When guarding against illness, personal hygiene is the first step. It is for this reason that the bathrooms in USF’s College of Public Health and other buildings are equipped with toilet seat covers.

Yet, this courtesy does not extend to some of the busiest bathrooms on campus – including those in the Library, Cooper Hall and the Marshall Student Center – suggesting that the welfare of occupants in these buildings is less important.

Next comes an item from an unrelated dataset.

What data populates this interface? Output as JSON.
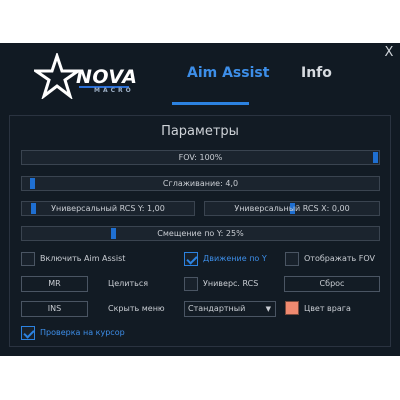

Though contracting diseases from toilet seats is unlikely, using covers as a precaution must be an available option.

The only type of sexually transmitted infections (STI) that have a reasonable chance of being passed from person to person via toilet seats are passed through parasites like pubic lice, according to the Beth Israel Deaconess Medical Center.

According to the National Women’s Health Information Center, pubic lice cannot be contracted from a toilet seat, but Trichomoniasis can be contracted from parasites if the genital area comes in contact with a damp or moist toilet seat.

Though toilet seats do not provide the ideal environment in which parasites can live or reproduce, a chance that an unsuspecting student may contract such a disease is still a possibility.

The dangers associated with toilets not only extend to dirty seats, but also clean ones. Recent cases of toilet seat dermatitis, which causes skin irritation around the buttocks and upper thighs, were observed in five children during a study by the Johns Hopkins Children’s Center. The cause of two of the cases was discovered to be harsh toilet seat detergents. To prevent dermatitis, the researchers recommended the use of toilet seat covers.

People may argue that hovering over the toilet seat could be considered as an additional option, though it is not possible in all cases and can be tiresome after a long day. Some students at the University of San Francisco, the nation’s other USF, have also pushed for covers to be available in all bathrooms. However, they have largely been seen as a waste of resources, according to the Foghorn, the school’s student newspaper.

Though it’s not a guarantee that a disease will be contracted when skin comes in contact with a toilet seat, it doesn’t hurt to take a few hygienic precautions when using public restrooms.

Zahira Babwani is a senior majoring in biomedical sciences.